MOJ-folks might find E.J. Dionne's recent op-ed, "States' Rights -- for the Right Ideas", of interest. The piece is focused primarily on the recent health-care-related moves in Massachusetts. He opens with this:
Liberals and Democrats in search of new ideas might surprise everyone by embracing the cause of states' rights.
No, that doesn't mean abandoning federal enforcement of civil rights, or environmental or worker safety statutes. That old states' rights idea should stay dead.
The new states' rights means enhancing the ability of states to solve problems that our current federal government won’t confront.
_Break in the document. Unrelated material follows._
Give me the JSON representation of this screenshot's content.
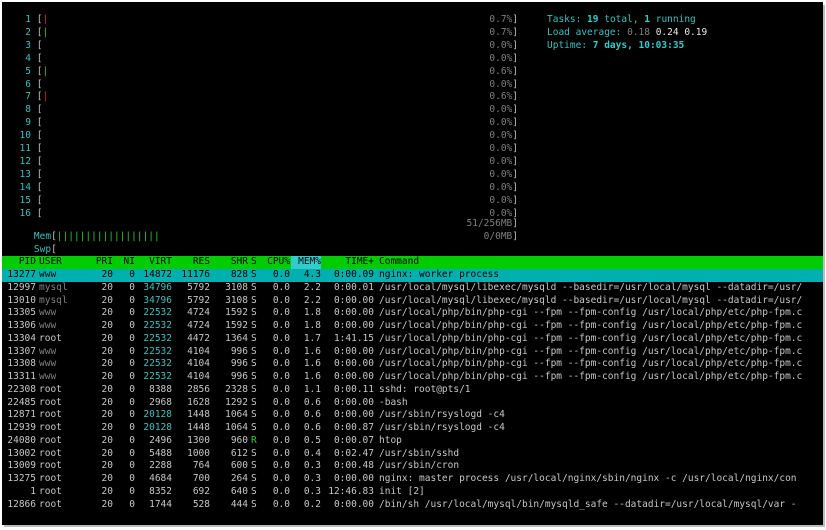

These days the real opponents of allowing our 50 laboratories of democracy to step up are conservatives who fear the power grass-roots progressives can wield at the state level. . . .
The federal government should solve problems or, failing that, give states the room, the incentives and the opportunities to solve problems for themselves.
Two quick thoughts: First, it is not clear to me that Dionne is really endorsing "laboratories of democracy"-style federalism. He is simply happy about the fact that one particular state has enacted a policy that he likes. That is, when Dionne says that the "old states' rights idea" should "stay dead", he is not talking about an "idea" of "states' rights" at all, but just about policy outcomes. Second, I agree that "[t]he federal government should solve problems" -- at least, it should solve those problems that it is (a) authorized and (b) competent to solve. I wonder, though - - has Dionne -- with the words "failing that" -- inverted subsidiarity?